Overview
CVE-2025-45018 is a severe SQL Injection vulnerability discovered in the PHPGurukul Park Ticketing Management System v2.0. This vulnerability primarily affects organizations using this platform for their park ticket management, with potential impacts extending to their customers as well. The gravity of this vulnerability lies in its ability to allow remote attackers to execute arbitrary SQL code, potentially compromising the entire system or leading to data leakage.
Vulnerability Summary
CVE ID: CVE-2025-45018
Severity: Critical (9.8 CVSS Severity Score)
Attack Vector: Remote
Privileges Required: None
User Interaction: None
Impact: System compromise and potential data leakage
Affected Products
No phone number, email, or personal info required.
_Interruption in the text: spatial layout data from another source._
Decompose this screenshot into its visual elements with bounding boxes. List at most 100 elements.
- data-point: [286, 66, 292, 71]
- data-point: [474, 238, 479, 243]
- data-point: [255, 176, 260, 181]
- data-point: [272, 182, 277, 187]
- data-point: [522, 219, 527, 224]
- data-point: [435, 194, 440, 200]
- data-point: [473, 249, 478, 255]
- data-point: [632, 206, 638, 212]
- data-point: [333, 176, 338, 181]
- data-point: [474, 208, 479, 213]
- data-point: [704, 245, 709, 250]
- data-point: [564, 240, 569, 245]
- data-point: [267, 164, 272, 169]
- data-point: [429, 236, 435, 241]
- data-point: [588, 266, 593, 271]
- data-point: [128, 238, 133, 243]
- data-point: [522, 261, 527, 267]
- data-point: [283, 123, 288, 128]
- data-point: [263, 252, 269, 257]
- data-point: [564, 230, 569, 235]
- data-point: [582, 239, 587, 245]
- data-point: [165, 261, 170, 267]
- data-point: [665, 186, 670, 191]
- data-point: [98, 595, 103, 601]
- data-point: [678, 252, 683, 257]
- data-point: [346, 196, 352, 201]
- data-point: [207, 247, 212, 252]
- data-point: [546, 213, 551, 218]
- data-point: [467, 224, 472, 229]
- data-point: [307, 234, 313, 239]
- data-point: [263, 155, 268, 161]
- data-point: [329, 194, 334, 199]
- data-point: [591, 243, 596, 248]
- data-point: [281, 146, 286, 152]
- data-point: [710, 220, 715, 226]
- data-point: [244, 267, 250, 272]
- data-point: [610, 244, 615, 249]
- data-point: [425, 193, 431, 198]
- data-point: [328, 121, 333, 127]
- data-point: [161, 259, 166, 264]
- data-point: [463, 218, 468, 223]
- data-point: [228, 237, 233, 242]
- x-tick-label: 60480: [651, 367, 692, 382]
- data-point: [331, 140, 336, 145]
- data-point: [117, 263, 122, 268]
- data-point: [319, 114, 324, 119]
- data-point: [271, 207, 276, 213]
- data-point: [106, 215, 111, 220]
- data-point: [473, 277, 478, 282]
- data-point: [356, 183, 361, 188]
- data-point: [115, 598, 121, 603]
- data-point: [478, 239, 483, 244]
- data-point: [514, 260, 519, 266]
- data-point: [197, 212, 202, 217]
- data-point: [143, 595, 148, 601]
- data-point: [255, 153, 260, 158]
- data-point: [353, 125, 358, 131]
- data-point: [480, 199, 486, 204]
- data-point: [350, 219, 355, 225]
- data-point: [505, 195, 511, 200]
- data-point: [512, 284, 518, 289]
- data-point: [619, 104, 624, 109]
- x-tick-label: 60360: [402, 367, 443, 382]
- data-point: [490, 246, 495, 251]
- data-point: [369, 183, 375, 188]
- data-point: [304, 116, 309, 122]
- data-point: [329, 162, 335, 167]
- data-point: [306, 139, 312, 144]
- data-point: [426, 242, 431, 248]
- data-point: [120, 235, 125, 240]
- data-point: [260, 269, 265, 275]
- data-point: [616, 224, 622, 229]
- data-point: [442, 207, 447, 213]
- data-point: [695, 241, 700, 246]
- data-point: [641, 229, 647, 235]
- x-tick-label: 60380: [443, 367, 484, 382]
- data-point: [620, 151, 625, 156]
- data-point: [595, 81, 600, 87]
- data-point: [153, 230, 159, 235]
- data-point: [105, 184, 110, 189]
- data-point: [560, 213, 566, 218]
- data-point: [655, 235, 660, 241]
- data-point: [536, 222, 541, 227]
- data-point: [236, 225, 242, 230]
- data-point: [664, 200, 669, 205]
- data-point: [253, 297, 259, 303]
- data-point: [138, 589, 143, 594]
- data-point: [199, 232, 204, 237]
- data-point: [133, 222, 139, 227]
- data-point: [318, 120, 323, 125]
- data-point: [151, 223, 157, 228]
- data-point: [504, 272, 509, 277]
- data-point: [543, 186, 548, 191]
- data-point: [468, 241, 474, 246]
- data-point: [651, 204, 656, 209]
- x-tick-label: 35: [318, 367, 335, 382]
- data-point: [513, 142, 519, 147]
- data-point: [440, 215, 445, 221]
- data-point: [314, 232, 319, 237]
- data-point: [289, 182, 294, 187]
Product | Affected Versions
PHPGurukul Park Ticketing Management System | v2.0
How the Exploit Works
The SQL Injection vulnerability resides in the foreigner-bwdates-reports-details.php file of the PHPGurukul Park Ticketing Management System v2.0. It is exploitable via the ‘todate’ parameter. The vulnerability allows unvalidated and unsanitized input in the ‘todate’ parameter that an attacker can manipulate to inject and execute arbitrary SQL code. This could enable the attacker to read sensitive data from the database, modify database data (Insert/Update/Delete), execute administration operations on the database (such as shutdown the DBMS), recover the content of a given file present on the DBMS file system, and in some cases, issue commands to the operating system.
Conceptual Example Code
Here is a conceptual example of how the vulnerability might be exploited using an HTTP request:
GET /foreigner-bwdates-reports-details.php?todate=2025-12-31'; DROP TABLE users; -- HTTP/1.1
Host: target.example.com
In this example, the SQL command `’DROP TABLE users; –‘` is inserted into the ‘todate’ parameter. This injection could lead to the deletion of the ‘users’ table from the database if successfully executed. It is worth noting that this is just a conceptual example, and the actual exploit might involve more complex SQL commands, depending on the attacker’s intent and the database structure.
Mitigation Guidance
Organizations are advised to apply the vendor patch as soon as possible to correct this vulnerability. If the patch cannot be applied immediately, organizations should consider using a Web Application Firewall (WAF) or an Intrusion Detection System (IDS) as temporary mitigation. These preventive measures, however, are not ultimate solutions and should be complemented with a timely system patch.